Since they aren't your line manager and don't employ you, do you have the conversation with them where you point this out. I'm not saying that they aren't taking liberties here, but perhaps you aren't being clear enough in letting them know the boundaries. If someone tried to tell me they were my line manager and attempted to micro manage my day, I would have a conversation where I told them to bigger off spelled out what freelance means.

The closest I have been to this is years ago when I was working as a child minder. You always come across people who think that is the same as a nanny but cheaper and you do have to spell it out for some that self employed means you offer a service that they choose to use or not and they get billed accordingly. Terms of the contract are mutually agreed, not something they dictate.

SmiledWithTheRisingSun Mon 08-Apr-19 08:00:34

If they are paying you to do a job then if course they are employing you!

It's just not a contract.

RunAlexRun Mon 08-Apr-19 17:44:35

They're not employing me! They don't pay me holiday pay for starters...

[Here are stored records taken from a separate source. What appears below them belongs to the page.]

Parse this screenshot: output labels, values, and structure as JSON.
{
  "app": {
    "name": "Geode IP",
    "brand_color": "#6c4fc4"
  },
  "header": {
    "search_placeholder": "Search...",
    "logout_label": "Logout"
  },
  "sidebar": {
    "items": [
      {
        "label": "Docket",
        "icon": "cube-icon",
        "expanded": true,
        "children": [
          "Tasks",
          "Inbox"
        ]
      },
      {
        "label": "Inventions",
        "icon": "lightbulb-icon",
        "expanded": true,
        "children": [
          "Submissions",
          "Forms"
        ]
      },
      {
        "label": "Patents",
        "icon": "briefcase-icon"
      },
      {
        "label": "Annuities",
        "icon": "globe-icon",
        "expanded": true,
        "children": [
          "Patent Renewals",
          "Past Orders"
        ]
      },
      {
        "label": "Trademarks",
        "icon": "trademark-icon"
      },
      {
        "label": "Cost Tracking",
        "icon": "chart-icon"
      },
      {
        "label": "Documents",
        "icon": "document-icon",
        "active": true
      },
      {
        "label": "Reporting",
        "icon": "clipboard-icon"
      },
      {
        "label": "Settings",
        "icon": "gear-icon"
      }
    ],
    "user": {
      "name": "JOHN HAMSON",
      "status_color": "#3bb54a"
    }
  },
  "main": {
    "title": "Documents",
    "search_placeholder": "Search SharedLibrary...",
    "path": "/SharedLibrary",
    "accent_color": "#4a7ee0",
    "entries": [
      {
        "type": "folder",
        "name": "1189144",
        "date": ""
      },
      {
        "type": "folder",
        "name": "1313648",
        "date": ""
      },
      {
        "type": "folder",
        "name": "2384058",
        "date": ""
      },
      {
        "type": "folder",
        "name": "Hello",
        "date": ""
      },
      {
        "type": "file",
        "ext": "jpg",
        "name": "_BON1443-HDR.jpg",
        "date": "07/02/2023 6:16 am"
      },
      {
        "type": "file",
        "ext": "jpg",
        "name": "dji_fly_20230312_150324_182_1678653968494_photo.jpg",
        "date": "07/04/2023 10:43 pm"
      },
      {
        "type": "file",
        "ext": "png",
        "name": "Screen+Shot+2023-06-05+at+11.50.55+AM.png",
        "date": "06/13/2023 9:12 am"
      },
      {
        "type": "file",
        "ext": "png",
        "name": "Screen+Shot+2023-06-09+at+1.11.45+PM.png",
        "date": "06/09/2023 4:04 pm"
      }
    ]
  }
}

flowery Mon 08-Apr-19 18:41:41

If you are working in their office for set hours each week, it is clearly going to 'feel' more like employment to them than if you were providing advice/consultancy remotely, charging by the project rather than by the hour, or similar.

What kind of work is it you're actually doing? That might make a difference as well, as to how they view you/whether they think you need a line manager.

Just because they don't pay you holiday pay and you describe yourself as self-employed doesn't mean you actually are. If the nature of the work/nature of the relationship between the two parties 'looks' like employment, then both HMRC and an employment tribunal are likely to rule that it is employment. Therefore just because they are not paying you holiday pay doesn't mean they shouldn't be... Rather than being in reality self-employed, you might be either a worker or an employee.

Heartlake Mon 08-Apr-19 19:01:39

Absolutely not. I make it clear from the start.

If your clients are like this then you're working for the wring clients.

I'm not being facetious... you just need to work out what your work is worth, set boundaries at the start... and also don't behave like an employee. So you need to be super self-sufficient, probably using your own kit, focus on outputs, don't get too pally with the actual staff.